Much to our surprise – and theirs! – Lolek and Bolek pulled up in their coach again to take us back home to Berlin. We slept through most of the journey back bust still arrived somewhat shattered on Monday morning. Although we rank these 36 hours on a coach and 20 hours in London very highly on our scale of favourite tour adventures, we have never taken the coach to a gig again.

4. To Munich on Crutches
Back in June 2012, after we had already sold The Hungry Golf, we sometimes took the train to out of town gigs. Even if it meant going to great pains to do so. We had already booked a trip on Germany’s ICE high speed train from Berlin to Munich, when Thomas sprained a ligament in his ankle while dancing and had to walk on crutches for two weeks. Still needing to take a huge backpack, a trolley suitcase and a guitar gig bag to transport all the gear for a show plus enough clothes for the time away from home, he taped his crutches to the gig bag and hobbled from taxi to train to taxi and so on.
The gig in Munich was for opening of an art collective’s new temporary exhibition space, an uber-stylish decommissioned 1960s gas station. In what must have been a try to cause a stir within Munich’s not-so-vibrant nightlife and party scene, it had a distinct sex, drugs and rock’n’roll theme to it. There were sex toy installations, big nudes by a photographer who also worked for Playboy magazine, pole dancers performing throughout the night and a paddling pool on a wooden riser.

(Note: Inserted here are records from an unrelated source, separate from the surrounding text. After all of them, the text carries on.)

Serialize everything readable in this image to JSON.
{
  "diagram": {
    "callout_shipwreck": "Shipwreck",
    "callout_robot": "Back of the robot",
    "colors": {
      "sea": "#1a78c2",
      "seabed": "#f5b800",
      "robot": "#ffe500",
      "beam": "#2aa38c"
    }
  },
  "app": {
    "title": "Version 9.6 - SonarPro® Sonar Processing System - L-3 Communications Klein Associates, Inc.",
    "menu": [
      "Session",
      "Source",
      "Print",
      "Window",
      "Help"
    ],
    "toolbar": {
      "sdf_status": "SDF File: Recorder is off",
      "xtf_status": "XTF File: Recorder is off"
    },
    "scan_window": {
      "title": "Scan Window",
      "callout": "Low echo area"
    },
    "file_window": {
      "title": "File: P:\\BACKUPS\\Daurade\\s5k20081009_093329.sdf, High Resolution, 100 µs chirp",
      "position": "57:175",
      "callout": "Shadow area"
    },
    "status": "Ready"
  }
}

We arrived in the full heat of the early afternoon, while preparations for the event were still in full swing. When the crew spotted us getting out of a taxi, carrying all of our bags and cases, one of them pointed at Thomas’ guitar case with taped on crutches and exclaimed:
“Wow, cool! Are those crutches part of your performance?”

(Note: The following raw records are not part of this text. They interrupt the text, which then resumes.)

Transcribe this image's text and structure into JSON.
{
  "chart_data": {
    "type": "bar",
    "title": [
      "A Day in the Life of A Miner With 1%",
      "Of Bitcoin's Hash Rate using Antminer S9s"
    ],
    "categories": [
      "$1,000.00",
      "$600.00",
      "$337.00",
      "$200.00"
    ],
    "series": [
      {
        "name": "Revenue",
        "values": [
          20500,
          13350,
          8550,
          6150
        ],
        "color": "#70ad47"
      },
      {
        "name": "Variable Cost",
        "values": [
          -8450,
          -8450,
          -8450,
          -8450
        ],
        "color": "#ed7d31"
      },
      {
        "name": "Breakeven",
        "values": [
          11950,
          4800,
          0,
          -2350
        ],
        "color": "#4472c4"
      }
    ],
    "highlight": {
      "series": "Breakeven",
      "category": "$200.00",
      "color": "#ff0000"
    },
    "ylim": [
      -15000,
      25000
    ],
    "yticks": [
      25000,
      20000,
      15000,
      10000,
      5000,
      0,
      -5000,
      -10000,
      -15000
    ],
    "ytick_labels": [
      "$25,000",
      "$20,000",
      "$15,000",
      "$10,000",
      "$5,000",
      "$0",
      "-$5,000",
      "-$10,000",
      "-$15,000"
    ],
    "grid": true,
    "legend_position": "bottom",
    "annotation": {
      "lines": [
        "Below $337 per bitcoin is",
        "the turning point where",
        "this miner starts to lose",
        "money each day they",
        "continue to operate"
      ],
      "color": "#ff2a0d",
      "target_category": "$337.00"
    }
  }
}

5. Stan Laurel and Salvador Dali Having Breakfast
Last but not least on our list of Top Travel Experiences is not a single event, but a tradition we observe whenever possible. When we play peak time sets and the club promoter has booked us in a hotel room with the obligatory late check, we love being the first guests at the breakfast buffet.
We go straight from the club to breakfast and then to bed. As we’ve usually been up for a long day of travelling and playing, and run on post-show adrenalin and caffeinated soft drinks by that time, it’s never just normal breakfast. If any other guests show up that early, they tend to be eager and well organized early risers trying to make the most of their weekend off and away from home. Sometimes the hotel staff are the only other people present. In any case, those situations create a delightfully weird meeting of worlds and social strata that we enjoy immensely. To top it all off, we automatically slip into our breakfast-before-bed alter egos of Stan Laurel and Salvador Dali and have the most extravagant silly-talk party we can come up with.
Everyone we ever encountered at these occasions has been most friendly and welcoming. So if you ever see us around 6 am, having breakfast in a hotel, feel free to join us!